GAMR: A Guided Attention Model for (visual) Reasoning
This work addresses the challenge of improving AI systems in complex visual reasoning, offering a novel approach that supports cognitive theories on attention and memory interplay, though it appears incremental in advancing existing active vision methods.
The paper tackles the problem of visual reasoning by proposing GAMR, a module that uses guided attention to dynamically select and route visual information into memory, achieving robust and sample-efficient learning on various tasks and demonstrating zero-shot generalization to novel reasoning tasks.

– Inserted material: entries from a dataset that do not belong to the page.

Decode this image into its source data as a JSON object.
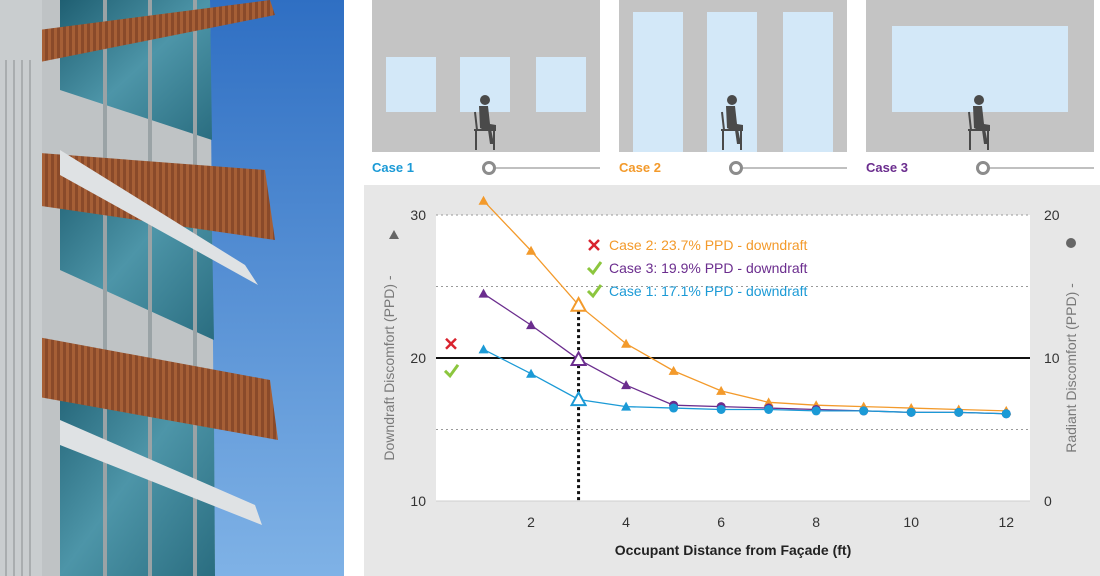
{
  "cases": [
    {
      "label": "Case 1",
      "color": "#1b9ad6"
    },
    {
      "label": "Case 2",
      "color": "#f39a2b"
    },
    {
      "label": "Case 3",
      "color": "#6b2d8e"
    }
  ],
  "annotations": [
    {
      "text": "Case 2: 23.7% PPD - downdraft",
      "color": "#f39a2b",
      "mark": "cross",
      "mark_color": "#d9232e"
    },
    {
      "text": "Case 3: 19.9% PPD - downdraft",
      "color": "#6b2d8e",
      "mark": "check",
      "mark_color": "#8cc63e"
    },
    {
      "text": "Case 1: 17.1% PPD - downdraft",
      "color": "#1b9ad6",
      "mark": "check",
      "mark_color": "#8cc63e"
    }
  ],
  "chart_data": {
    "type": "line",
    "xlabel": "Occupant Distance from Façade (ft)",
    "ylabel_left": "Downdraft Discomfort (PPD) -",
    "ylabel_right": "Radiant Discomfort (PPD) -",
    "x_ticks": [
      2,
      4,
      6,
      8,
      10,
      12
    ],
    "xlim": [
      0,
      12.5
    ],
    "y_left_ticks": [
      10,
      20,
      30
    ],
    "ylim_left": [
      10,
      30
    ],
    "y_right_ticks": [
      0,
      10,
      20
    ],
    "ylim_right": [
      0,
      20
    ],
    "threshold": 20,
    "selected_x": 3,
    "series": [
      {
        "name": "Case 2",
        "color": "#f39a2b",
        "x": [
          1,
          2,
          3,
          4,
          5,
          6,
          7,
          8,
          9,
          10,
          11,
          12
        ],
        "y": [
          31.0,
          27.5,
          23.7,
          21.0,
          19.1,
          17.7,
          16.9,
          16.7,
          16.6,
          16.5,
          16.4,
          16.3
        ]
      },
      {
        "name": "Case 3",
        "color": "#6b2d8e",
        "x": [
          1,
          2,
          3,
          4,
          5,
          6,
          7,
          8,
          9,
          10,
          11,
          12
        ],
        "y": [
          24.5,
          22.3,
          19.9,
          18.1,
          16.7,
          16.6,
          16.5,
          16.4,
          16.3,
          16.2,
          16.2,
          16.1
        ]
      },
      {
        "name": "Case 1",
        "color": "#1b9ad6",
        "x": [
          1,
          2,
          3,
          4,
          5,
          6,
          7,
          8,
          9,
          10,
          11,
          12
        ],
        "y": [
          20.6,
          18.9,
          17.1,
          16.6,
          16.5,
          16.4,
          16.4,
          16.3,
          16.3,
          16.2,
          16.2,
          16.1
        ]
      }
    ]
  }
}
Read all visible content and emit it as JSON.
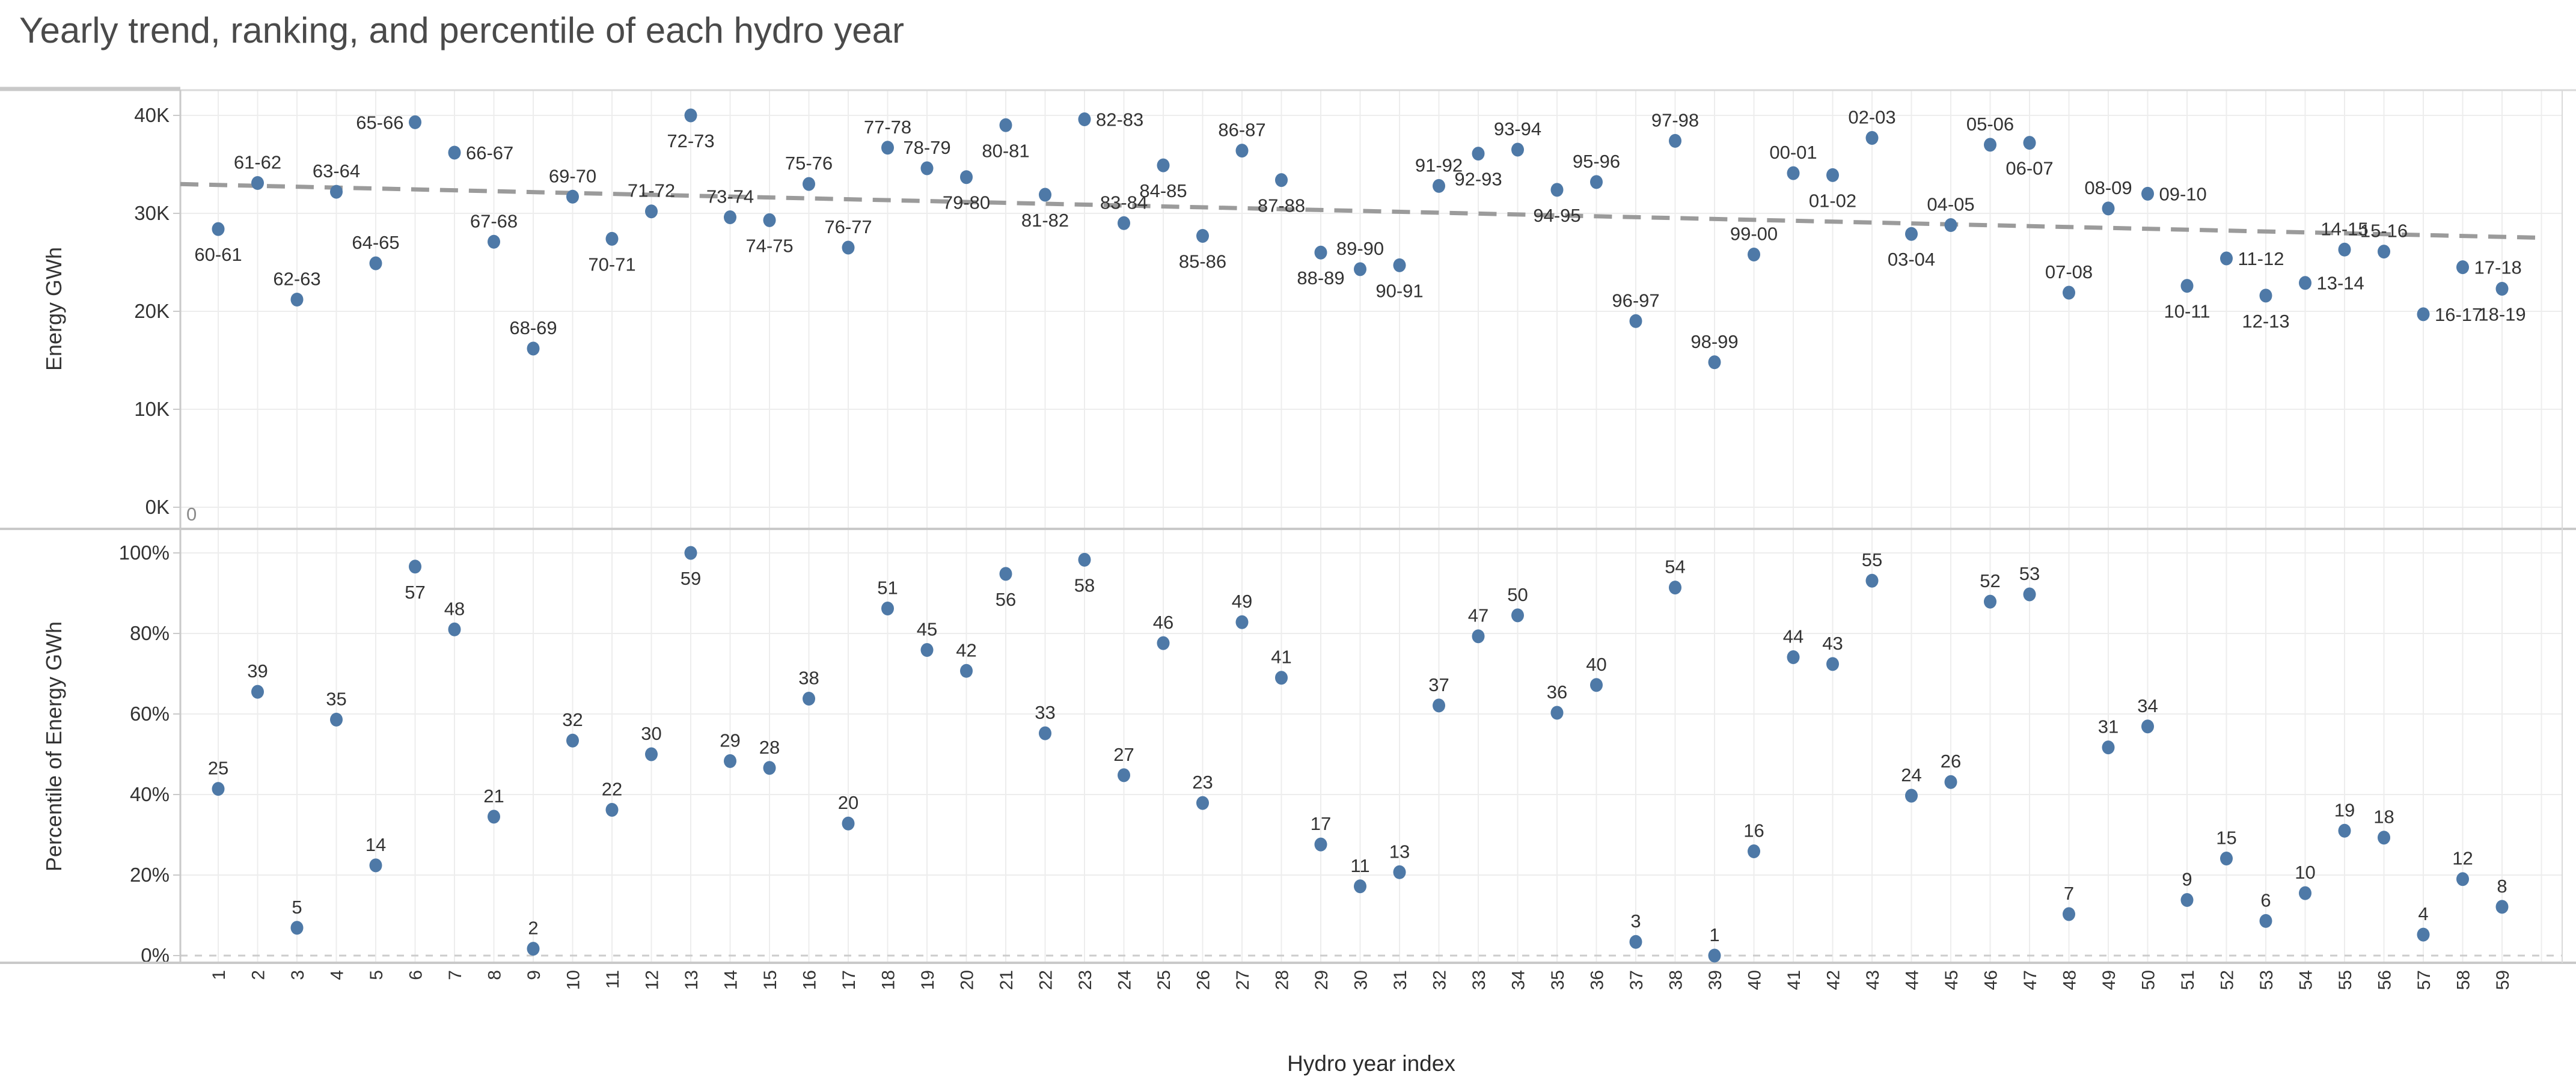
{
  "title": "Yearly trend, ranking, and percentile of each hydro year",
  "xlabel": "Hydro year index",
  "annotations": {
    "origin_zero": "0"
  },
  "colors": {
    "point": "#4e79a7",
    "trend": "#9b9b9b",
    "grid": "#ededed",
    "axis_line": "#c9c9c9",
    "zero_dash": "#cccccc",
    "mark_label": "#333333",
    "title": "#4a4a4a"
  },
  "chart_data": [
    {
      "type": "scatter",
      "panel": "top",
      "ylabel": "Energy GWh",
      "ylim": [
        0,
        42000
      ],
      "yticks": [
        "0K",
        "10K",
        "20K",
        "30K",
        "40K"
      ],
      "ytick_values": [
        0,
        10000,
        20000,
        30000,
        40000
      ],
      "grid": true,
      "x": [
        1,
        2,
        3,
        4,
        5,
        6,
        7,
        8,
        9,
        10,
        11,
        12,
        13,
        14,
        15,
        16,
        17,
        18,
        19,
        20,
        21,
        22,
        23,
        24,
        25,
        26,
        27,
        28,
        29,
        30,
        31,
        32,
        33,
        34,
        35,
        36,
        37,
        38,
        39,
        40,
        41,
        42,
        43,
        44,
        45,
        46,
        47,
        48,
        49,
        50,
        51,
        52,
        53,
        54,
        55,
        56,
        57,
        58,
        59
      ],
      "labels": [
        "60-61",
        "61-62",
        "62-63",
        "63-64",
        "64-65",
        "65-66",
        "66-67",
        "67-68",
        "68-69",
        "69-70",
        "70-71",
        "71-72",
        "72-73",
        "73-74",
        "74-75",
        "75-76",
        "76-77",
        "77-78",
        "78-79",
        "79-80",
        "80-81",
        "81-82",
        "82-83",
        "83-84",
        "84-85",
        "85-86",
        "86-87",
        "87-88",
        "88-89",
        "89-90",
        "90-91",
        "91-92",
        "92-93",
        "93-94",
        "94-95",
        "95-96",
        "96-97",
        "97-98",
        "98-99",
        "99-00",
        "00-01",
        "01-02",
        "02-03",
        "03-04",
        "04-05",
        "05-06",
        "06-07",
        "07-08",
        "08-09",
        "09-10",
        "10-11",
        "11-12",
        "12-13",
        "13-14",
        "14-15",
        "15-16",
        "16-17",
        "17-18",
        "18-19"
      ],
      "values": [
        28400,
        33100,
        21200,
        32200,
        24900,
        39300,
        36200,
        27100,
        16200,
        31700,
        27400,
        30200,
        40000,
        29600,
        29300,
        33000,
        26500,
        36700,
        34600,
        33700,
        39000,
        31900,
        39600,
        29000,
        34900,
        27700,
        36400,
        33400,
        26000,
        24300,
        24700,
        32800,
        36100,
        36500,
        32400,
        33200,
        19000,
        37400,
        14800,
        25800,
        34100,
        33900,
        37700,
        27900,
        28800,
        37000,
        37200,
        21900,
        30500,
        32000,
        22600,
        25400,
        21600,
        22900,
        26300,
        26100,
        19700,
        24500,
        22300
      ],
      "label_side": [
        "below",
        "above",
        "above",
        "above",
        "above",
        "left",
        "right",
        "above",
        "above",
        "above",
        "below",
        "above",
        "below",
        "above",
        "below",
        "above",
        "above",
        "above",
        "above",
        "below",
        "below",
        "below",
        "right",
        "above",
        "below",
        "below",
        "above",
        "below",
        "below",
        "above",
        "below",
        "above",
        "below",
        "above",
        "below",
        "above",
        "above",
        "above",
        "above",
        "above",
        "above",
        "below",
        "above",
        "below",
        "above",
        "above",
        "below",
        "above",
        "above",
        "right",
        "below",
        "right",
        "below",
        "right",
        "above",
        "above",
        "right",
        "right",
        "below"
      ],
      "trend_line": {
        "style": "dashed",
        "x": [
          1,
          59
        ],
        "y": [
          32900,
          27600
        ]
      }
    },
    {
      "type": "scatter",
      "panel": "bottom",
      "ylabel": "Percentile of Energy GWh",
      "ylim": [
        0,
        100
      ],
      "yticks": [
        "0%",
        "20%",
        "40%",
        "60%",
        "80%",
        "100%"
      ],
      "ytick_values": [
        0,
        20,
        40,
        60,
        80,
        100
      ],
      "grid": true,
      "zero_line_dashed": true,
      "x": [
        1,
        2,
        3,
        4,
        5,
        6,
        7,
        8,
        9,
        10,
        11,
        12,
        13,
        14,
        15,
        16,
        17,
        18,
        19,
        20,
        21,
        22,
        23,
        24,
        25,
        26,
        27,
        28,
        29,
        30,
        31,
        32,
        33,
        34,
        35,
        36,
        37,
        38,
        39,
        40,
        41,
        42,
        43,
        44,
        45,
        46,
        47,
        48,
        49,
        50,
        51,
        52,
        53,
        54,
        55,
        56,
        57,
        58,
        59
      ],
      "labels": [
        "25",
        "39",
        "5",
        "35",
        "14",
        "57",
        "48",
        "21",
        "2",
        "32",
        "22",
        "30",
        "59",
        "29",
        "28",
        "38",
        "20",
        "51",
        "45",
        "42",
        "56",
        "33",
        "58",
        "27",
        "46",
        "23",
        "49",
        "41",
        "17",
        "11",
        "13",
        "37",
        "47",
        "50",
        "36",
        "40",
        "3",
        "54",
        "1",
        "16",
        "44",
        "43",
        "55",
        "24",
        "26",
        "52",
        "53",
        "7",
        "31",
        "34",
        "9",
        "15",
        "6",
        "10",
        "19",
        "18",
        "4",
        "12",
        "8"
      ],
      "ranks": [
        25,
        39,
        5,
        35,
        14,
        57,
        48,
        21,
        2,
        32,
        22,
        30,
        59,
        29,
        28,
        38,
        20,
        51,
        45,
        42,
        56,
        33,
        58,
        27,
        46,
        23,
        49,
        41,
        17,
        11,
        13,
        37,
        47,
        50,
        36,
        40,
        3,
        54,
        1,
        16,
        44,
        43,
        55,
        24,
        26,
        52,
        53,
        7,
        31,
        34,
        9,
        15,
        6,
        10,
        19,
        18,
        4,
        12,
        8
      ],
      "values": [
        41.4,
        65.5,
        6.9,
        58.6,
        22.4,
        96.6,
        81.0,
        34.5,
        1.7,
        53.4,
        36.2,
        50.0,
        100.0,
        48.3,
        46.6,
        63.8,
        32.8,
        86.2,
        75.9,
        70.7,
        94.8,
        55.2,
        98.3,
        44.8,
        77.6,
        37.9,
        82.8,
        69.0,
        27.6,
        17.2,
        20.7,
        62.1,
        79.3,
        84.5,
        60.3,
        67.2,
        3.4,
        91.4,
        0.0,
        25.9,
        74.1,
        72.4,
        93.1,
        39.7,
        43.1,
        87.9,
        89.7,
        10.3,
        51.7,
        56.9,
        13.8,
        24.1,
        8.6,
        15.5,
        31.0,
        29.3,
        5.2,
        19.0,
        12.1
      ],
      "label_side": [
        "above",
        "above",
        "above",
        "above",
        "above",
        "below",
        "above",
        "above",
        "above",
        "above",
        "above",
        "above",
        "below",
        "above",
        "above",
        "above",
        "above",
        "above",
        "above",
        "above",
        "below",
        "above",
        "below",
        "above",
        "above",
        "above",
        "above",
        "above",
        "above",
        "above",
        "above",
        "above",
        "above",
        "above",
        "above",
        "above",
        "above",
        "above",
        "above",
        "above",
        "above",
        "above",
        "above",
        "above",
        "above",
        "above",
        "above",
        "above",
        "above",
        "above",
        "above",
        "above",
        "above",
        "above",
        "above",
        "above",
        "above",
        "above",
        "above"
      ]
    }
  ]
}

Humans continue to outperform modern AI systems in their ability to flexibly parse and understand complex visual scenes. Here, we present a novel module for visual reasoning, the Guided Attention Model for (visual) Reasoning (GAMR), which instantiates an active vision theory -- positing that the brain solves complex visual reasoning problems dynamically -- via sequences of attention shifts to select and route task-relevant visual information into memory. Experiments on an array of visual reasoning tasks and datasets demonstrate GAMR's ability to learn visual routines in a robust and sample-efficient manner. In addition, GAMR is shown to be capable of zero-shot generalization on completely novel reasoning tasks. Overall, our work provides computational support for cognitive theories that postulate the need for a critical interplay between attention and memory to dynamically maintain and manipulate task-relevant visual information to solve complex visual reasoning tasks.